カズヒロ「あれー?俺寝てたー?しばらく記憶がないんだけどー?」
サエ「いやアンタ、なんかラリってたよ〜」
トシキ「まさか……憑依されてた……?」
シゲミ「ここ、ちょっとヤバイかもね」
シゲミの一言は、3人にとって重みがあった。今までどこの廃墟に行っても眉一つ動かさなかったシゲミがヤバイと言うのだから、よっぽどなのだろう。
シゲミ「トシキくん、サエちゃん、カズヒロくん……順番的に次は私か。みんな先に外出てて。

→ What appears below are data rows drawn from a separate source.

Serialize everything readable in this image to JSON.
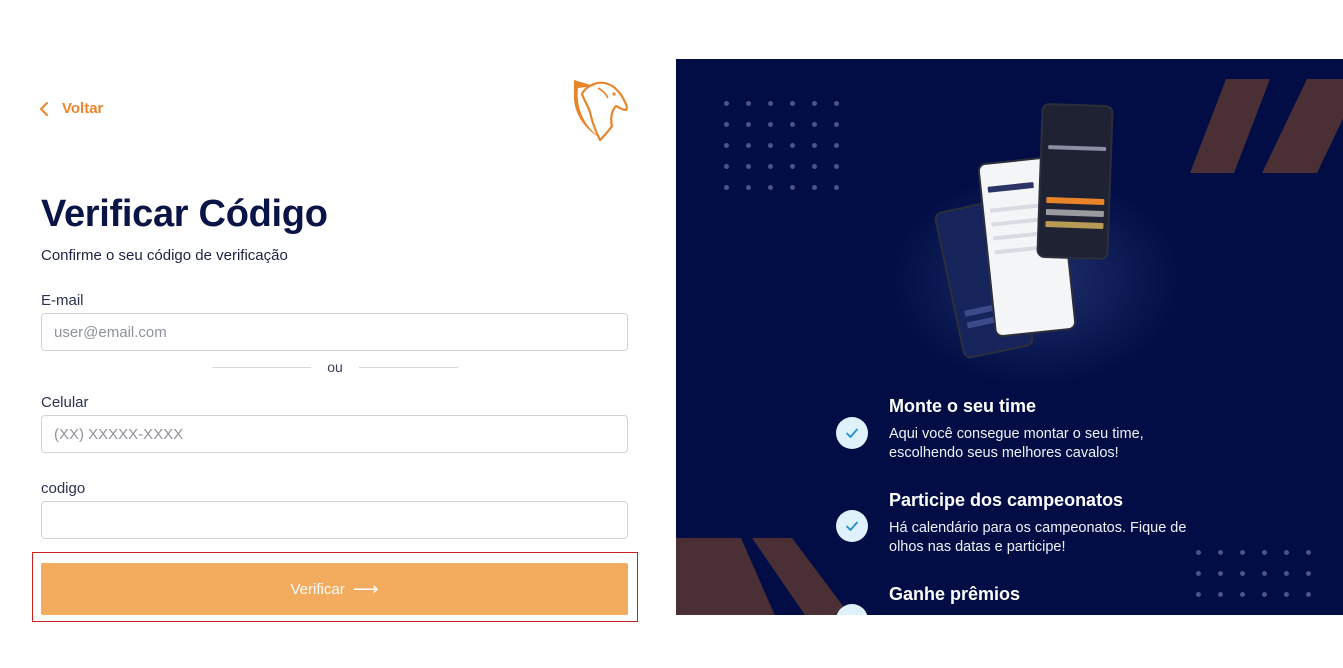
{
  "nav": {
    "back_label": "Voltar"
  },
  "page": {
    "title": "Verificar Código",
    "subtitle": "Confirme o seu código de verificação"
  },
  "form": {
    "email": {
      "label": "E-mail",
      "placeholder": "user@email.com",
      "value": ""
    },
    "separator": "ou",
    "phone": {
      "label": "Celular",
      "placeholder": "(XX) XXXXX-XXXX",
      "value": ""
    },
    "code": {
      "label": "codigo",
      "placeholder": "",
      "value": ""
    },
    "submit_label": "Verificar",
    "submit_icon": "arrow-right-icon"
  },
  "features": [
    {
      "title": "Monte o seu time",
      "text_line1": "Aqui você consegue montar o seu time,",
      "text_line2": "escolhendo seus melhores cavalos!",
      "icon": "check-icon"
    },
    {
      "title": "Participe dos campeonatos",
      "text_line1": "Há calendário para os campeonatos. Fique de",
      "text_line2": "olhos nas datas e participe!",
      "icon": "check-icon"
    },
    {
      "title": "Ganhe prêmios",
      "icon": "check-icon"
    }
  ],
  "colors": {
    "accent": "#e8852a",
    "button": "#f3ac5d",
    "panel_bg": "#010d44",
    "title": "#0b1447",
    "focus_outline": "#cc1f1f"
  }
}
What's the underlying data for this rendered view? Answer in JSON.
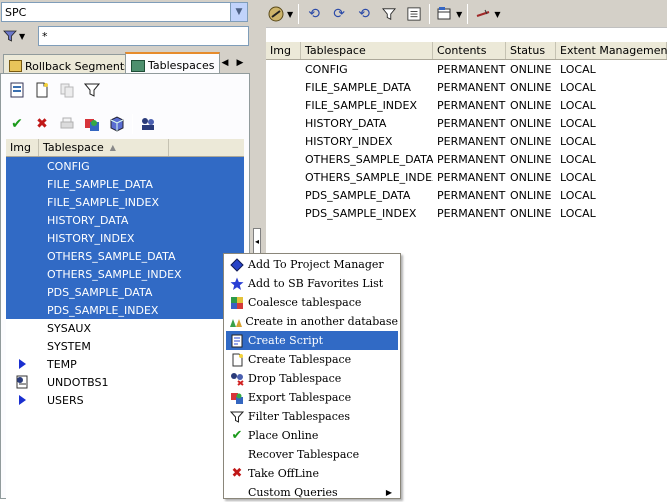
{
  "schema_combo": {
    "value": "SPC"
  },
  "filter": {
    "value": "*"
  },
  "tabs": [
    {
      "label": "Rollback Segments",
      "icon": "rollback-segments-icon",
      "active": false
    },
    {
      "label": "Tablespaces",
      "icon": "tablespaces-icon",
      "active": true
    }
  ],
  "left_grid": {
    "headers": {
      "img": "Img",
      "tablespace": "Tablespace"
    },
    "rows": [
      {
        "name": "CONFIG",
        "selected": true,
        "icon": ""
      },
      {
        "name": "FILE_SAMPLE_DATA",
        "selected": true,
        "icon": ""
      },
      {
        "name": "FILE_SAMPLE_INDEX",
        "selected": true,
        "icon": ""
      },
      {
        "name": "HISTORY_DATA",
        "selected": true,
        "icon": ""
      },
      {
        "name": "HISTORY_INDEX",
        "selected": true,
        "icon": ""
      },
      {
        "name": "OTHERS_SAMPLE_DATA",
        "selected": true,
        "icon": ""
      },
      {
        "name": "OTHERS_SAMPLE_INDEX",
        "selected": true,
        "icon": ""
      },
      {
        "name": "PDS_SAMPLE_DATA",
        "selected": true,
        "icon": ""
      },
      {
        "name": "PDS_SAMPLE_INDEX",
        "selected": true,
        "icon": ""
      },
      {
        "name": "SYSAUX",
        "selected": false,
        "icon": ""
      },
      {
        "name": "SYSTEM",
        "selected": false,
        "icon": ""
      },
      {
        "name": "TEMP",
        "selected": false,
        "icon": "temp-marker-icon"
      },
      {
        "name": "UNDOTBS1",
        "selected": false,
        "icon": "undo-icon"
      },
      {
        "name": "USERS",
        "selected": false,
        "icon": "users-marker-icon"
      }
    ]
  },
  "right_grid": {
    "headers": {
      "img": "Img",
      "tablespace": "Tablespace",
      "contents": "Contents",
      "status": "Status",
      "extent": "Extent Management"
    },
    "rows": [
      {
        "tablespace": "CONFIG",
        "contents": "PERMANENT",
        "status": "ONLINE",
        "extent": "LOCAL"
      },
      {
        "tablespace": "FILE_SAMPLE_DATA",
        "contents": "PERMANENT",
        "status": "ONLINE",
        "extent": "LOCAL"
      },
      {
        "tablespace": "FILE_SAMPLE_INDEX",
        "contents": "PERMANENT",
        "status": "ONLINE",
        "extent": "LOCAL"
      },
      {
        "tablespace": "HISTORY_DATA",
        "contents": "PERMANENT",
        "status": "ONLINE",
        "extent": "LOCAL"
      },
      {
        "tablespace": "HISTORY_INDEX",
        "contents": "PERMANENT",
        "status": "ONLINE",
        "extent": "LOCAL"
      },
      {
        "tablespace": "OTHERS_SAMPLE_DATA",
        "contents": "PERMANENT",
        "status": "ONLINE",
        "extent": "LOCAL"
      },
      {
        "tablespace": "OTHERS_SAMPLE_INDEX",
        "contents": "PERMANENT",
        "status": "ONLINE",
        "extent": "LOCAL"
      },
      {
        "tablespace": "PDS_SAMPLE_DATA",
        "contents": "PERMANENT",
        "status": "ONLINE",
        "extent": "LOCAL"
      },
      {
        "tablespace": "PDS_SAMPLE_INDEX",
        "contents": "PERMANENT",
        "status": "ONLINE",
        "extent": "LOCAL"
      }
    ]
  },
  "context_menu": {
    "items": [
      {
        "label": "Add To Project Manager",
        "icon": "project-manager-icon",
        "highlighted": false,
        "submenu": false
      },
      {
        "label": "Add to SB Favorites List",
        "icon": "favorites-star-icon",
        "highlighted": false,
        "submenu": false
      },
      {
        "label": "Coalesce tablespace",
        "icon": "coalesce-icon",
        "highlighted": false,
        "submenu": false
      },
      {
        "label": "Create in another database",
        "icon": "create-another-db-icon",
        "highlighted": false,
        "submenu": false
      },
      {
        "label": "Create Script",
        "icon": "create-script-icon",
        "highlighted": true,
        "submenu": false
      },
      {
        "label": "Create Tablespace",
        "icon": "new-document-icon",
        "highlighted": false,
        "submenu": false
      },
      {
        "label": "Drop Tablespace",
        "icon": "drop-icon",
        "highlighted": false,
        "submenu": false
      },
      {
        "label": "Export Tablespace",
        "icon": "export-icon",
        "highlighted": false,
        "submenu": false
      },
      {
        "label": "Filter Tablespaces",
        "icon": "filter-icon",
        "highlighted": false,
        "submenu": false
      },
      {
        "label": "Place Online",
        "icon": "checkmark-icon",
        "highlighted": false,
        "submenu": false
      },
      {
        "label": "Recover Tablespace",
        "icon": "",
        "highlighted": false,
        "submenu": false
      },
      {
        "label": "Take OffLine",
        "icon": "red-x-icon",
        "highlighted": false,
        "submenu": false
      },
      {
        "label": "Custom Queries",
        "icon": "",
        "highlighted": false,
        "submenu": true
      }
    ]
  },
  "colors": {
    "selection": "#316ac5",
    "toolbar_bg": "#d4d0c8",
    "tab_accent": "#e68b2c",
    "grid_header": "#ece9d8"
  }
}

ちょっとやることがあるから」
カズヒロ「えっ?なんかシゲミ珍しい……そこまで言うならなぁー」
サエ「じゃあ先に出てるよ〜。早く戻ってきてねぇ〜」
トシキ「シゲミちゃん、何かあったらボクの代わりに撮影お願いね!」
3人はシゲミを残し、女子トイレを出る。入れ替わるように、女子トイレの入口から見て最奥の個室の扉がギギギと音を立てながらゆっくり開いた。一人、扉を見つめるシゲミ。
個室の中から、学ランを着た中学3年生くらいの若い男が現れた。